The mystic poet Ramprasad Sen


Some poets live, compose poems and then when they die, sadly their poetry dies with them. There are very few poets whose poems and songs remain fresh long after they are gone. Ramprasad Sen was one such mystic Bengali poet whose devotional songs on Mother Kali, called Ramprasadi, are sung to this day at Durga puja, centuries after he died. His songs to Kali were filled with so much pathos that it they have continued to touch people’s hearts even today.

Ramprasad Sen’s father was an Ayurvedic vaidya (physician) and a Sanskrit scholar in the town of Halisahar, in Bengal, where Ramprasad was born. As a youth, Ramprasad showed promise in poetry and learning new languages. He learnt Persian, Sanskrit and Hindi. However, he seemed very detached from worldly pursuits and his father realized that Ramprasad was not inclined to train in the family profession. Moreover, Ramprasad was always immersed in longing to see his real cosmic mother Kali. This was a cause of immense anxiety to his parents and they soon concluded that marriage would wake up Ramprasad to the real world and therefore, he was married.

After the wedding, by tradition, the newly married couple was initiated into the family’s method of worship and records indicate that when the guru whispered a mantra into Ramprasad’s  ears, he became consumed with intense feeling of love and longing for Ma Kali. After this, Ramprasad took up tantric study with Krishnananda Agamavagisha, who incidentally happened to be a tantric himself, and the author of the Bengali book by name Tantrasara. He was initiated into sadhana (spritual practices). Ramprasad spent most of his time practicing and perfecting these sadhanas and was always drowned in a deep and meditative mood. One day, all of a sudden, his father died before having set the affairs of the house in order.

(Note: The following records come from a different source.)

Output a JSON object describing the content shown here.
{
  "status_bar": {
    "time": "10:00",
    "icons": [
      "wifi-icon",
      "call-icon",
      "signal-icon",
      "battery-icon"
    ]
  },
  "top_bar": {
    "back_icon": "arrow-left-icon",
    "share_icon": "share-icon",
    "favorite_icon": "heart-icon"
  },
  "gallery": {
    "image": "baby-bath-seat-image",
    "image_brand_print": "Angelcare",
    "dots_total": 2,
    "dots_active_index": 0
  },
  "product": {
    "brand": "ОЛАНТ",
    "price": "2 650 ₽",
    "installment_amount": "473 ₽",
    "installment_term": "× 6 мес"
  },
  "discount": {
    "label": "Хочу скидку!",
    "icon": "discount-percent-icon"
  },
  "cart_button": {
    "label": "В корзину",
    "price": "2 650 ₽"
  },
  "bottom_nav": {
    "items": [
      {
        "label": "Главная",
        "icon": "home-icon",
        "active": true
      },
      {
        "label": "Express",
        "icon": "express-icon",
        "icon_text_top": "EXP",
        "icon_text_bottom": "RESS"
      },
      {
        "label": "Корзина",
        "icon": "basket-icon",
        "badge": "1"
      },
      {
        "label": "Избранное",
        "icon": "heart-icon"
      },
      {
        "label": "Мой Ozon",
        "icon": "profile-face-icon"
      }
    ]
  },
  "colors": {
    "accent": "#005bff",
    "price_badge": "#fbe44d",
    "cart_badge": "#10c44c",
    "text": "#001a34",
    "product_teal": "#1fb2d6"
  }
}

Soon, the entire family was dragged into poverty and responsibilities finally forced Ramprasad to go to work as an accountant in Calcutta.

In between his routine work,  Ramprasad would scribble a song or two to the goddess at the back of his account ledger. Some colleagues found this objectionable and immediately complained to the boss. Ramprasad was summoned into the boss’s room immediately. Angrily, the boss grabbed the ledger from Ramprasad’s hand and turned over to the last page. But the songs moved him so much, that instead of dismissing Ramprasad from duty, he requested Ramprasad to go home and worship his Ma Kali day and night, while he agreed to continue to pay him the thirty rupees salary every month.

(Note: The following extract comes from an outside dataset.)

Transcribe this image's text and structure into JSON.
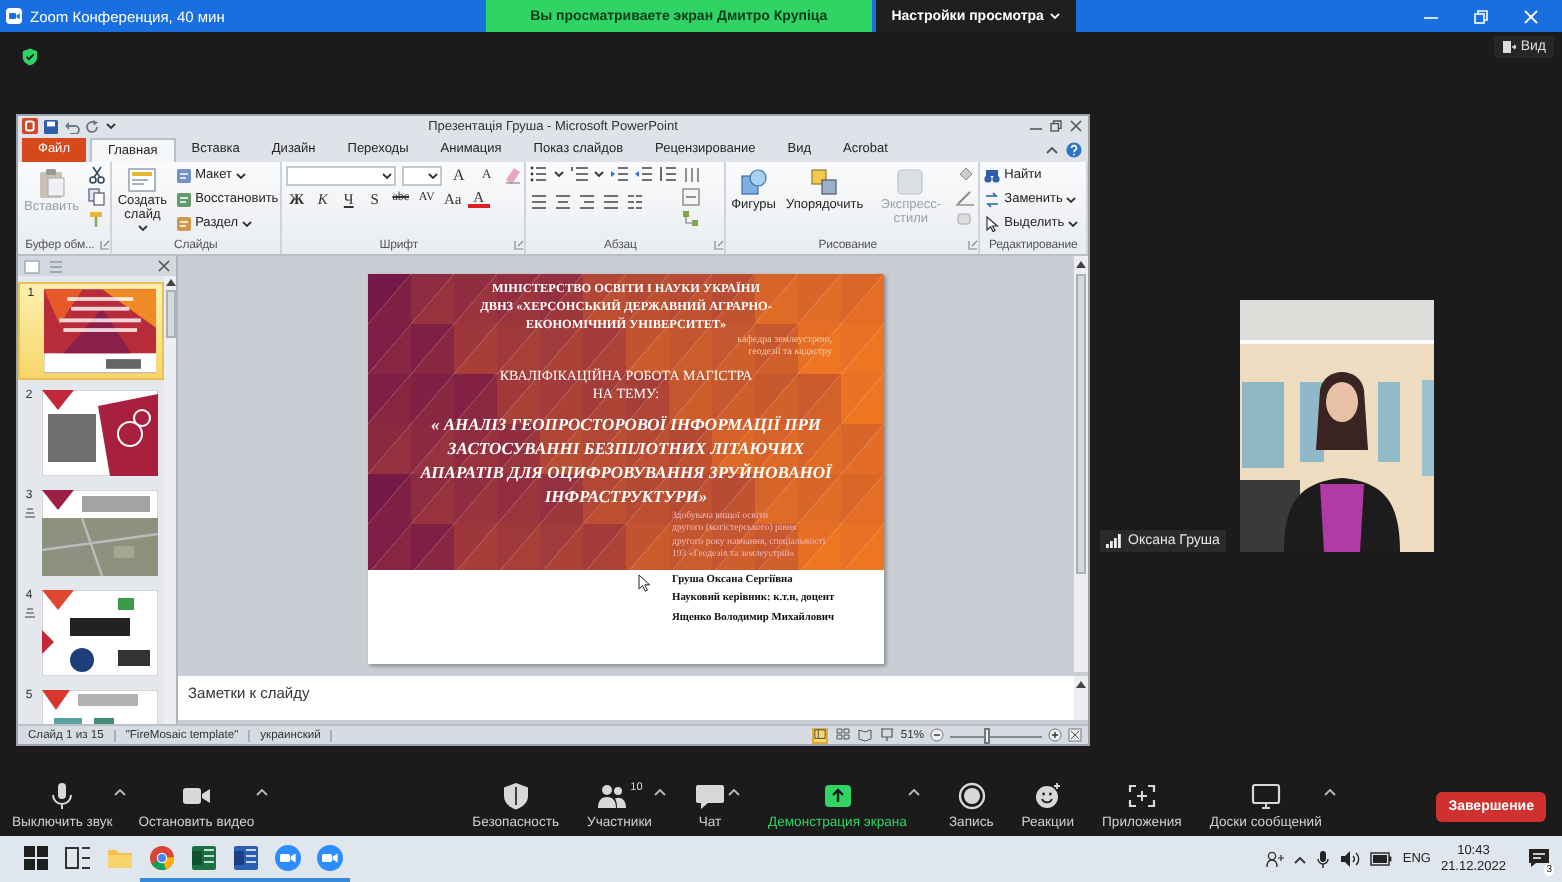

Ramprasad happily went back home to his village and continued to sing for Kali. One day, while Ramprasad was reprimanding his daughter for not painting the fence properly, mother Kali is believed to have come in the form of his daughter and the fence was painted well before sunset. Even though he doubted why his daughter was looking extremely beautiful and radiant that day  despite receiving scoldings, he did not recognize  it was Ma Kali herself. When he praised his daughter that night for the job completed, she denied having completed the job. In fact she even confessed that she sneaked away to play with her friends after getting scolded by her father. This is when Ramprasad realized that Ma Kali had herself come to complete the job and he repented for having failed to recognize her.

Through his later years, Ramprasad immersed himself in sadhana and got many visions of the Goddess through out his life. Even though he continued to remain aloof from wordly matters, it seemed as if Mother Kali herself was taking care of the rest of his family. They were never in deep poverty again and somehow magically they always seemed to have everything they needed. Ramprasad always participated in the Durga puja festivities every year. Once, Ramprasad went into a trance as he was singing and dancing in the Kali procession that was taking the idol to the Ganges for immersion, that he followed the idol into the river. And there, when the water was neck deep, he just gave up his body. And just like that, when Kali merged into the Ganges, Ramprasad Sen’s soul merged into the infinite Kali herself.

Ramprasad’s poems are so touching that they act as windows to his soul. His relationship with Ma Kali is so beautifully depicted in his poems. In some poems, he considers her as his child, while in others Kali is his mother, his wife or his sister. While Ma Kali merely remains a concept in many people’s mind, to read about Ramprasad’s actual relationship with her is indeed soul-filling. Before I end this post, here is a translation of a beautiful song that Ramprasad wrote –

Who in this world
can understand what
Mother Kali really is?
The six systems of philosophy
remain powerless to describe Her.
She is the inmost awareness
of the sage who realizes
that Consciousness alone exists.
She is the life blossoming within
the creatures of the universe.
Both macrocosm and microcosm
are lost within Mother’s Womb.
Now can you sense
how indescribable She is?

The yogi meditates upon Her
in the six subtle nerve centers
as She sports with delight
through the lotus wilderness
of the pristine human body,
playing with Her Consort,
Shiva, the Great Swan.

When anyone attempts to know Her,
the singer of this song laughs.
Can you swim across
a shoreless ocean?
Yet the child in me still
reaches out to touch the moon.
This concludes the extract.